La forêt ouvre son calme plat
À qui veut bien le voir, l’entendre, le sentir,
Goûter ses herbes folles et ses arbres centenaires
Toucher ses arbrisseaux fébriles et ses chemins de terre.
Une rangée d’arbres infinis entoure ses pas ;
Des arbres
Des arbres à perte de vue.
On est en pleine hiver, mais le Soleil étincelle doucement
Sur les branches effeuillées au fin fond du firmament
Qui ronflent gentiment
Facilement
Aisément
Comme agitées par la grâce.
Ces mastodontes sylvestres sont fatigués,
Vieillards
Usés par le froid
Usés par le chaud
Usé par le choix
D’être immobilement clos.
Mais sans eux,
Le sentier est plaine
Le spectacle est commun ;
Leur sacrifice est d’autant plus noble
Que
Leur beauté brûle dans le Soleil hiémal.
Un vieil homme, traversé par les années, sage comme le monde, calme comme les bois chantants
Est debout, là, sur le chemin.
C’est un esprit imposant,
Excessivement haut
Excessivement large
Mais remarquable par sa simple légèreté.
Toutes les balances du monde ne verraient que des poussières
Quand tous les hommes du monde y voient un univers.

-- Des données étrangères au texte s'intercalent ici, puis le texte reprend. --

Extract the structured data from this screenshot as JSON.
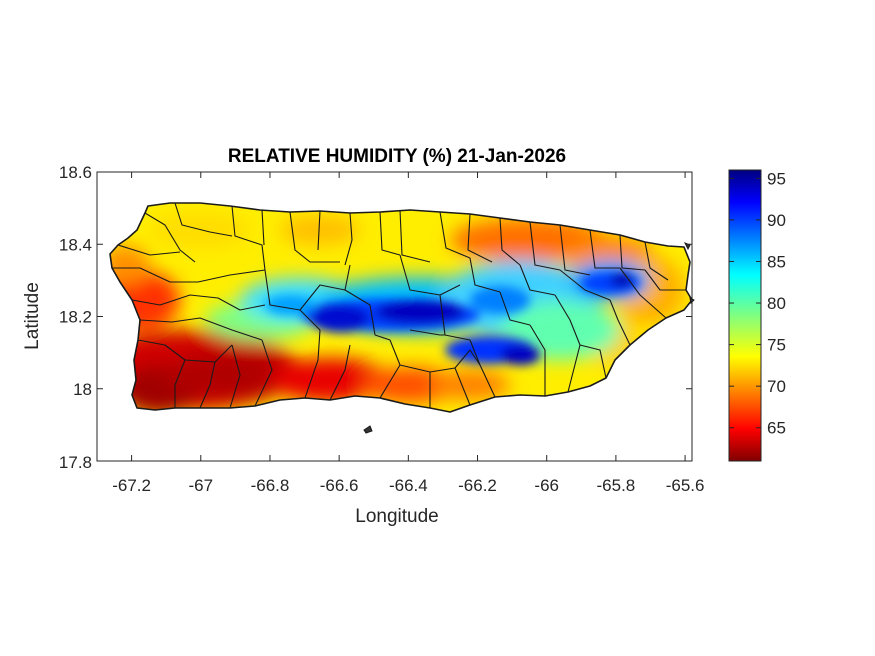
{
  "title": "RELATIVE HUMIDITY (%) 21-Jan-2026",
  "xlabel": "Longitude",
  "ylabel": "Latitude",
  "x_ticks": [
    "-67.2",
    "-67",
    "-66.8",
    "-66.6",
    "-66.4",
    "-66.2",
    "-66",
    "-65.8",
    "-65.6"
  ],
  "x_tick_values": [
    -67.2,
    -67.0,
    -66.8,
    -66.6,
    -66.4,
    -66.2,
    -66.0,
    -65.8,
    -65.6
  ],
  "y_ticks": [
    "18.6",
    "18.4",
    "18.2",
    "18"
  ],
  "y_tick_values": [
    18.6,
    18.4,
    18.2,
    18.0
  ],
  "y_min_label": "17.8",
  "xlim": [
    -67.3,
    -65.58
  ],
  "ylim": [
    17.8,
    18.6
  ],
  "colorbar": {
    "ticks": [
      "95",
      "90",
      "85",
      "80",
      "75",
      "70",
      "65"
    ],
    "tick_values": [
      95,
      90,
      85,
      80,
      75,
      70,
      65
    ],
    "range": [
      61,
      96
    ],
    "colormap": "jet"
  },
  "colors": {
    "dark_red": "#800000",
    "red": "#ff0000",
    "orange": "#ff8c00",
    "yellow": "#ffff00",
    "cyan": "#00ffff",
    "blue": "#0000ff",
    "dark_blue": "#000080"
  },
  "map_data": {
    "region": "Puerto Rico",
    "field": "relative humidity (%)",
    "pattern": {
      "southwest_coast": 62,
      "south_coast": 66,
      "north_coast": 73,
      "northeast_coast": 70,
      "east_end": 72,
      "central_mountains": 92,
      "east_central": 88,
      "west_interior": 76
    }
  }
}
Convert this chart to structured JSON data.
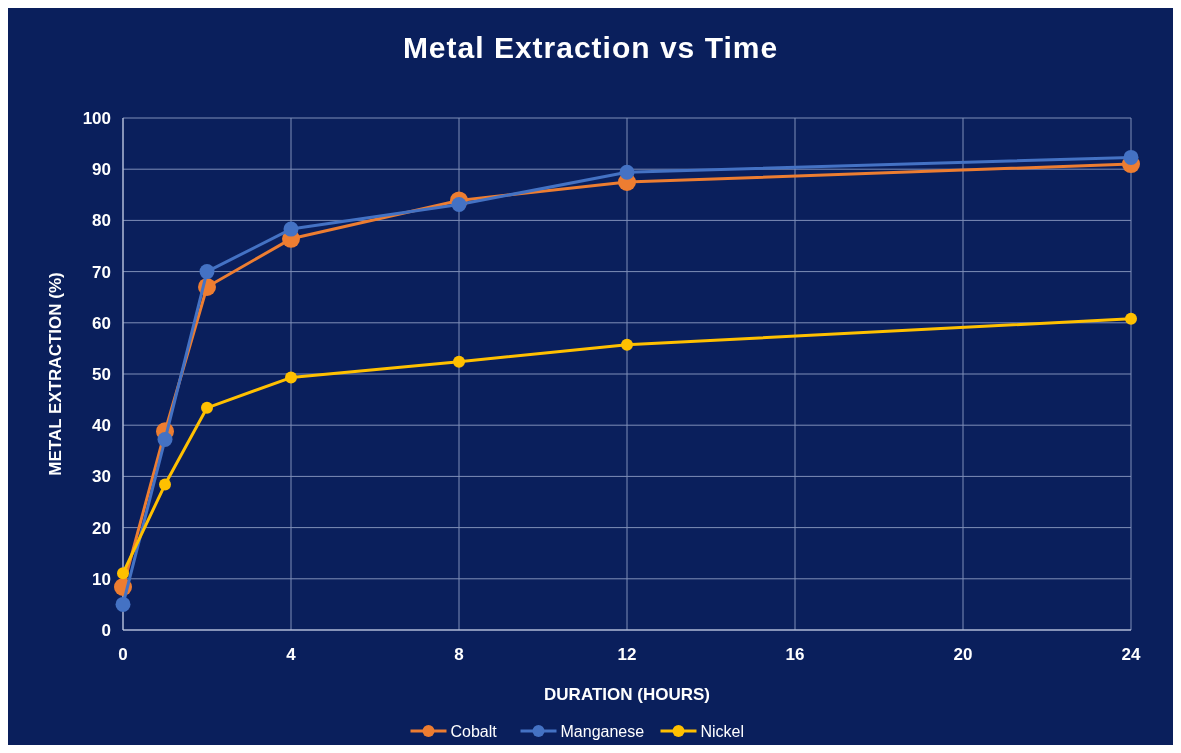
{
  "chart_data": {
    "type": "line",
    "title": "Metal Extraction vs Time",
    "xlabel": "DURATION (HOURS)",
    "ylabel": "METAL EXTRACTION (%)",
    "x": [
      0,
      1,
      2,
      4,
      8,
      12,
      24
    ],
    "xlim": [
      0,
      24
    ],
    "xticks": [
      0,
      4,
      8,
      12,
      16,
      20,
      24
    ],
    "ylim": [
      0,
      100
    ],
    "yticks": [
      0,
      10,
      20,
      30,
      40,
      50,
      60,
      70,
      80,
      90,
      100
    ],
    "grid": true,
    "legend": "bottom",
    "marker": "circle",
    "line_style": "solid",
    "series": [
      {
        "name": "Cobalt",
        "color": "#ed7d31",
        "values": [
          8.4,
          38.8,
          67.0,
          76.4,
          83.9,
          87.5,
          91.0
        ]
      },
      {
        "name": "Manganese",
        "color": "#4472c4",
        "values": [
          5.0,
          37.2,
          70.0,
          78.3,
          83.1,
          89.4,
          92.3
        ]
      },
      {
        "name": "Nickel",
        "color": "#ffc000",
        "values": [
          11.1,
          28.4,
          43.4,
          49.3,
          52.4,
          55.7,
          60.8
        ]
      }
    ]
  }
}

Il vient caresser les cimes glacées par les vents désoxygénés
Masser les troncs fatigués par le poids de la Terre sous leurs pieds.
Il redort la forêt de ses pansement vitaux
Et fait d’un chemin une allée fabuleuse.
On pourrait presque déloger
Dans chaque recoin
Une fée, une nymphe
Un homoncule ou un lutin
Et du bout des neurones
Le centenaire les dirigerait.
Il se décide à ouvrir son cœur
Et il le pose près du plus grand arbre de la plus grande forêt.
Le plus fort tronc garde les plus forts secrets
Et vous n’aurez pas d’indices, pas d’heure
Pas de couleur de ce présent.
L’arbre sage et vieux comme le monde
Sourit de ce cadeau informe
Et dit :
« Que me vaut l’honneur
Du plus grand des trésors
De si grande valeur
Que l’homme en décore
Jusqu’à ses millénaires fresques,
Et ses poèmes heureux,
Et ses douces arabesques
De ses temples fameux ?
Que ferais-je, moi
Du souvenir hideux
De l’amour coi
Du sentiment preux ?
Je ne suis qu’un centenaire
Qui ne peux se défaire
De ses racines substantielles
Qui relient Terre et Ciel.
- Tu ne feras rien, répondit le sage
Tu seras imposant et respectueux
Pour que jamais un fou ne saccage
Mes pertes et mes jeux »
Alors, peignant ce tableau agréable
Je vis subitement les vieillards faire leur échange ;
Ils semblaient toucher du doigt
À la vérité
Au secret de l’homme
De la nature,
Des vieux et des jeunots
Qui, par leurs âges fluctuants
Ne restent qu’un temps.
Je crois l’avoir entrevu à mon tour
Le secret, le trésor si bien enfoui
Entre les herbes et les brumes, oui
Mais je choisis finalement de laisser là, au milieu du chemin
Ma toile, mon pinceau et ma volonté ;
Je ne recopierai pas cette beauté
Ce sage déclin
De mes pigments vils
Je le garderai au contraire
Toujours au fond de mon cœur
Au fond de moi je sais
Que je vieillirai
Et bientôt j’irai voir l’immortel
Et lui donnerai le cadeau d’une vie qui se sait ;
Là, à moitié usé
Entièrement centenaire
La vérité ne me semblera plus si loin.